“どん底”に落ちたら「お祝い」したほうがいい
――では反対に、どん底のときはどうしたらいいですか?
「どん底のとき」「人生最悪の日」にやることは、じつは決まってるんです。それは「お祝いすること」。もう、それしかないでしょ。
――は? お祝い……ですか?
当然です。
だって、その時が人生最悪なんですから、これからは何をやっても上昇しかないでしょ? そんなときは、お祝いするしかないでしょう。鯛を買ってきて、赤飯炊いて貰って、お祝いするのが一番。本当にそうするべきなんです。
でも、みんな人生最悪の日には首を吊る。ホント、もったいないです。本来はお祝いするべきときなのに……。
――なるほど……。そういえば、『反省記』の中でも、アスキーの経営で追い詰められたときに、西さんがビルのトイレの窓から飛び降りそうになったという衝撃のエピソードが描かれていますね。
あのときは、本当に死ぬ直前までいきました。窓枠が小さくて体が入らなかったけれど、もう少し窓が大きかったら、そのまま飛び降りていたでしょう。
今回、本を書くためにその現場に訪れてみたんです。写真を撮ろうと思ってね。そしたら、トイレが改装されて、窓はなくなってしまっていたんですが、今でも、あのときの感覚はありありと覚えています。
斜めに窓が開くような構造になっていて、お腹くらいまで乗り出していたんです。そのとき、ちょうど銀行の人間がトイレにやってきて、「西さん、何やってるんですか!」って声をかけて来られた。それで僕が「いいんです。俺はもうここで死ぬんです」って言ったら、恐れをなしてその日はお帰りになりました。
――そうだったんですか……。
それでね、いよいよ「俺は、本当にここで死ぬんだなぁ…」と思って、窓の外を見たら、そこは7階だったんですけど、隣のビルとの間隔がとても狭くて、おまけに、隣のビルの外壁がすごくザラザラした壁だったんです。
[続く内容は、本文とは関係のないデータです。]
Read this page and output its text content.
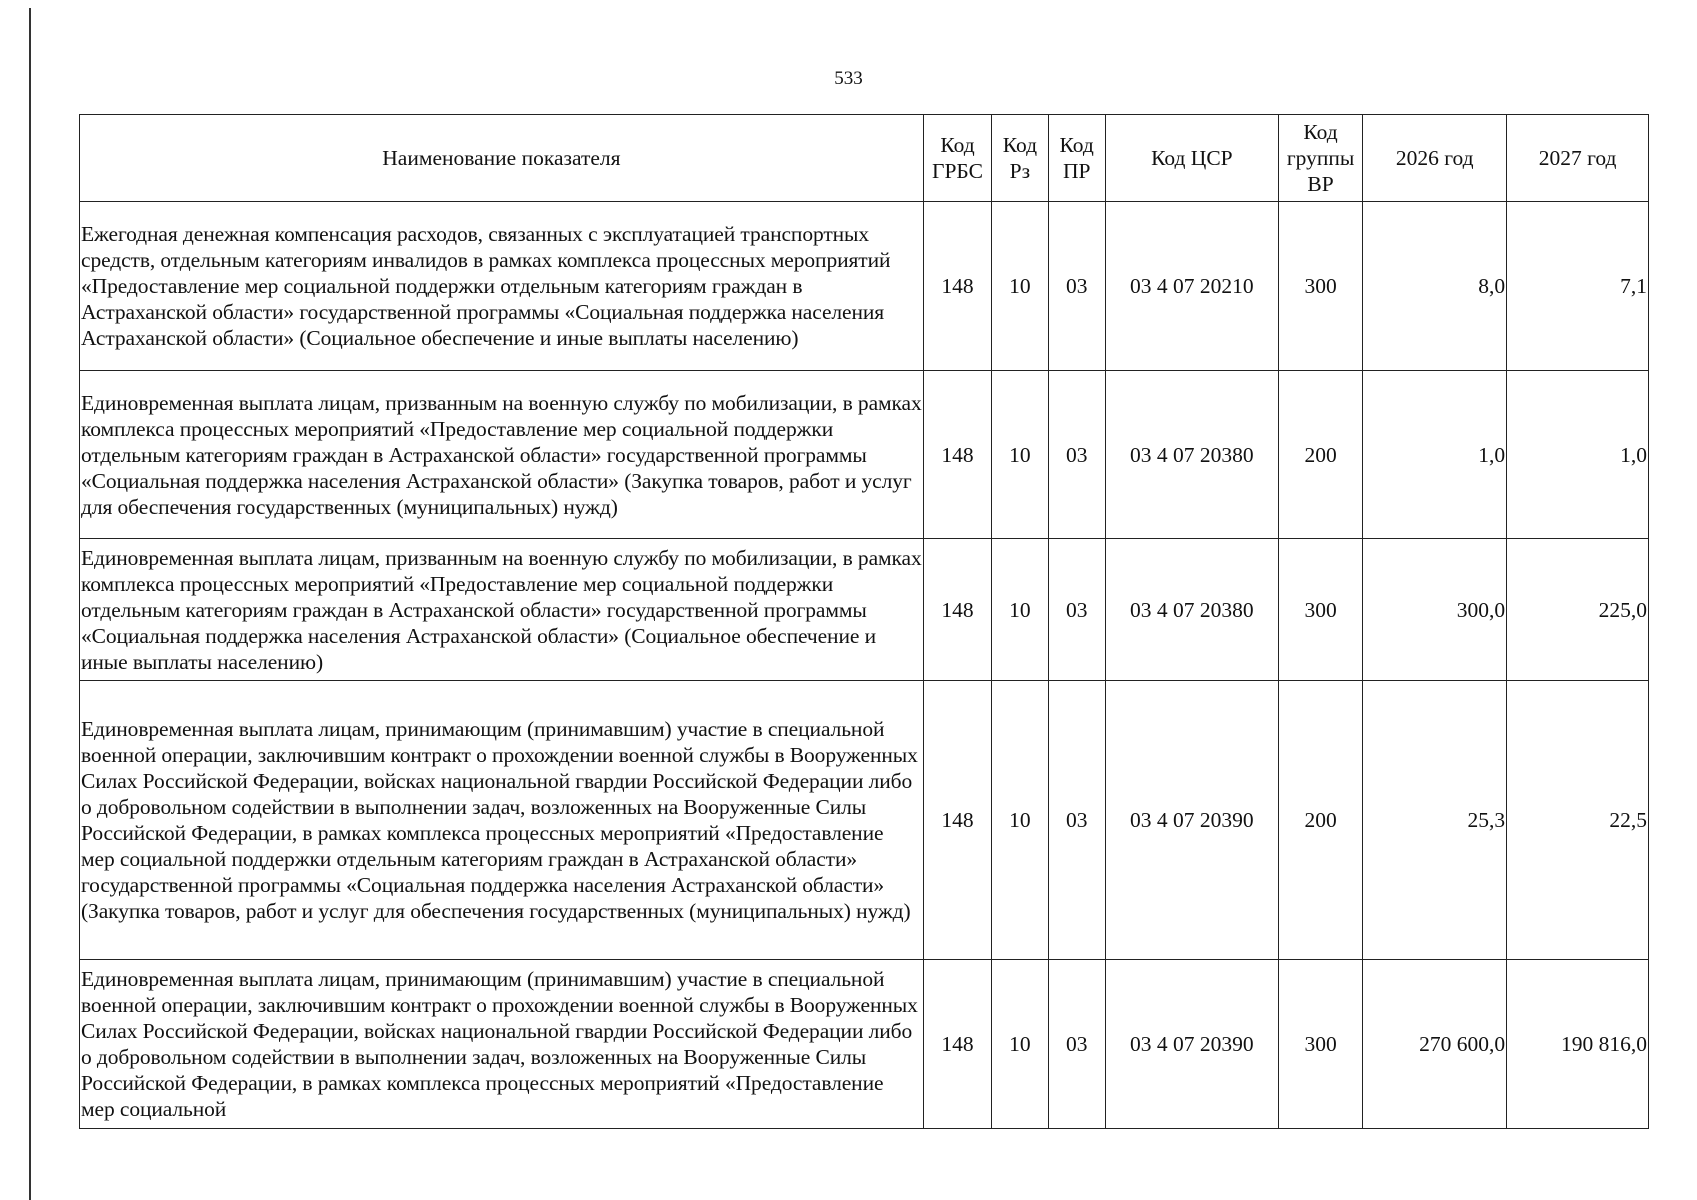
533
Наименование показателя	Код ГРБС	Код Рз	Код ПР	Код ЦСР	Код группы ВР	2026 год	2027 год
Ежегодная денежная компенсация расходов, связанных с эксплуатацией транспортных средств, отдельным категориям инвалидов в рамках комплекса процессных мероприятий «Предоставление мер социальной поддержки отдельным категориям граждан в Астраханской области» государственной программы «Социальная поддержка населения Астраханской области» (Социальное обеспечение и иные выплаты населению)	148	10	03	03 4 07 20210	300	8,0	7,1
Единовременная выплата лицам, призванным на военную службу по мобилизации, в рамках комплекса процессных мероприятий «Предоставление мер социальной поддержки отдельным категориям граждан в Астраханской области» государственной программы «Социальная поддержка населения Астраханской области» (Закупка товаров, работ и услуг для обеспечения государственных (муниципальных) нужд)	148	10	03	03 4 07 20380	200	1,0	1,0
Единовременная выплата лицам, призванным на военную службу по мобилизации, в рамках комплекса процессных мероприятий «Предоставление мер социальной поддержки отдельным категориям граждан в Астраханской области» государственной программы «Социальная поддержка населения Астраханской области» (Социальное обеспечение и иные выплаты населению)	148	10	03	03 4 07 20380	300	300,0	225,0
Единовременная выплата лицам, принимающим (принимавшим) участие в специальной военной операции, заключившим контракт о прохождении военной службы в Вооруженных Силах Российской Федерации, войсках национальной гвардии Российской Федерации либо о добровольном содействии в выполнении задач, возложенных на Вооруженные Силы Российской Федерации, в рамках комплекса процессных мероприятий «Предоставление мер социальной поддержки отдельным категориям граждан в Астраханской области» государственной программы «Социальная поддержка населения Астраханской области» (Закупка товаров, работ и услуг для обеспечения государственных (муниципальных) нужд)	148	10	03	03 4 07 20390	200	25,3	22,5
Единовременная выплата лицам, принимающим (принимавшим) участие в специальной военной операции, заключившим контракт о прохождении военной службы в Вооруженных Силах Российской Федерации, войсках национальной гвардии Российской Федерации либо о добровольном содействии в выполнении задач, возложенных на Вооруженные Силы Российской Федерации, в рамках комплекса процессных мероприятий «Предоставление мер социальной	148	10	03	03 4 07 20390	300	270 600,0	190 816,0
本当に不思議なんですけど、そのときは「ここから飛び降りたら、隣のビルの壁にたくさん擦れて、下に落ちるまでに血だらけになっちゃうなぁ。それは嫌だな…」と思ったんです。
どうせ死ぬんだから、血だらけも何も関係ないんですけど、そんなことを思ったのを鮮明に覚えてます。
――なんか、すごいリアリティを感じます。
うん。死のうとしたときに、人間って、そんなことを考えるのか、と今も不思議な気がします。
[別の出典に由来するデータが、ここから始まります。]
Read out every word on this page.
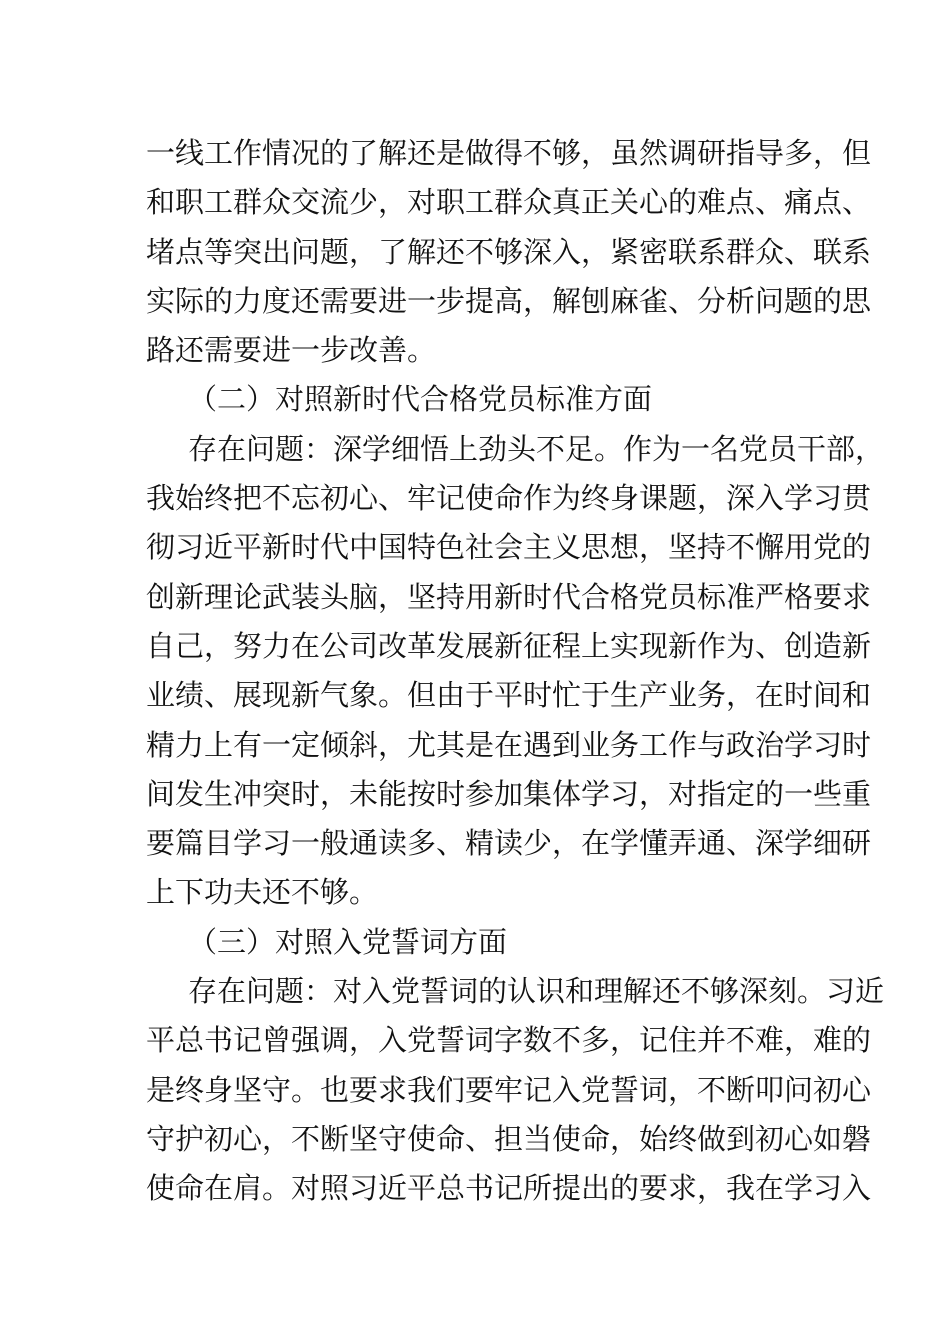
一线工作情况的了解还是做得不够，虽然调研指导多，但
和职工群众交流少，对职工群众真正关心的难点、痛点、
堵点等突出问题，了解还不够深入，紧密联系群众、联系
实际的力度还需要进一步提高，解刨麻雀、分析问题的思
路还需要进一步改善。
（二）对照新时代合格党员标准方面
存在问题：深学细悟上劲头不足。作为一名党员干部，
我始终把不忘初心、牢记使命作为终身课题，深入学习贯
彻习近平新时代中国特色社会主义思想，坚持不懈用党的
创新理论武装头脑，坚持用新时代合格党员标准严格要求
自己，努力在公司改革发展新征程上实现新作为、创造新
业绩、展现新气象。但由于平时忙于生产业务，在时间和
精力上有一定倾斜，尤其是在遇到业务工作与政治学习时
间发生冲突时，未能按时参加集体学习，对指定的一些重
要篇目学习一般通读多、精读少，在学懂弄通、深学细研
上下功夫还不够。
（三）对照入党誓词方面
存在问题：对入党誓词的认识和理解还不够深刻。习近
平总书记曾强调，入党誓词字数不多，记住并不难，难的
是终身坚守。也要求我们要牢记入党誓词，不断叩问初心
守护初心，不断坚守使命、担当使命，始终做到初心如磐
使命在肩。对照习近平总书记所提出的要求，我在学习入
でも、まぁ、結局、窓枠が小さすぎて、飛び降りられなかったから今があるんですが、とにかく、人生最悪の日に死んじゃうなんて、完全に間違ってます。「どん底」のときは静かに、これからは上昇だとお祝いする。これに尽きます。
――西さんがそう断言されると、納得感があります。ところで、やっぱりそのときが西さんにとって「一番のどん底」だったんですか?
どうですかね……。もちろん、あのときも辛かったけれど、今、振り返ってみると、本当のどん底は、ビル・ゲイツと別れることになったときと、アスキーの社長を辞めなきゃいけなくなったとき。その2回だったと思います。